American entrepreneurship is a wonderful thing, with its emphasis on the new and exciting, so it was no surprise that the Washington Post gave a spot on page one to a creative new enterprise: an abortion clinic that seeks to present a pleasant and even soothing experience, one that looks and behaves like a spa.
So far, so good, you may say, but in order to be good enough it ought to take it the crucial step further, and become an abortion clinic that is a spa in reality; one that offers, along with its primary mission, facials, facial peels, Botox, manicures, pedicures, exfoliation, and people who lighten your hair. Get rid of your ugly cellulite at the same time you get rid of the fetus that’s cramping your style. Convenience and glamour, in one tidy package. What could be better than that?

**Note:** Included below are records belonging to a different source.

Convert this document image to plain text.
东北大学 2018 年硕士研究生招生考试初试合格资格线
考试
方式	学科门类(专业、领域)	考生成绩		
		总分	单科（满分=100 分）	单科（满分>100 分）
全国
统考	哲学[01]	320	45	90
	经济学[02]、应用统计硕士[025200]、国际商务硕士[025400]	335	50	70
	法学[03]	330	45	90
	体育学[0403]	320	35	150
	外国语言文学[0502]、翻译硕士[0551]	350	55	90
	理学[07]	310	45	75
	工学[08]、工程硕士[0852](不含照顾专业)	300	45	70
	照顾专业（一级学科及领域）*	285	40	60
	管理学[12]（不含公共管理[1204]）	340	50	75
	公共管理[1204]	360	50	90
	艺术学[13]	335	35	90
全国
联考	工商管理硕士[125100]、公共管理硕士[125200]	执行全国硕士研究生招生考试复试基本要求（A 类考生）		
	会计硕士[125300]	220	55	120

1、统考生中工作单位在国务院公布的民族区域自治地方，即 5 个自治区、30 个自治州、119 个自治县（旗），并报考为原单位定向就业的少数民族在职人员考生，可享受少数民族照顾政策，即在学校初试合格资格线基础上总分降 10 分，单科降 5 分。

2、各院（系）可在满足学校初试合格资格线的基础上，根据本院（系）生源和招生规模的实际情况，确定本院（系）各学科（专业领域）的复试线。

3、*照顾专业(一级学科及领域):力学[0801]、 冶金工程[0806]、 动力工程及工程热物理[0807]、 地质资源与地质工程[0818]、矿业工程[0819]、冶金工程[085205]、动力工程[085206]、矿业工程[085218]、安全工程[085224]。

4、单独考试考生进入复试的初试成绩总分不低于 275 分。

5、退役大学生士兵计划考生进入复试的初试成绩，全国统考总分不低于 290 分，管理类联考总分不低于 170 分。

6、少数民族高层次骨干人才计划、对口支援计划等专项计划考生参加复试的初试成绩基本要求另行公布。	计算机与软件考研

‘Why Do We Romanticize the Fetus?’ asked Katha Pollitt in a 1993 article; and in 2014 she wrote a book that the American Prospect called ‘a full-throated defense of abortion as a social good,’ that ‘takes pro-choicers to task for what she calls “the awfulization of abortion’ by repeating the myth, so they say, of their opposition, which is that abortion is often a painful decision, about which most women feel bad. But for forty-plus years, the fringe of the fringe has been trying to get women to feel good about it, without moving the numbers an inch in their own direction, with absolutists in small camps at each end of the spectrum, and with the vast middle ground occupied by the conflicted, who so madden the purists with their ambivalence, hesitations, and doubts. If anything, the needle has moved in the other direction, spurred by the sonogram and other advances, and survival rates among premature infants at an earlier stage in their terms. Thus, while we may not romanticize the fetus exactly, few seem inclined to romanticize its termination as a joyful experience. All the spa robes and soft music in the world can’t do a thing about that.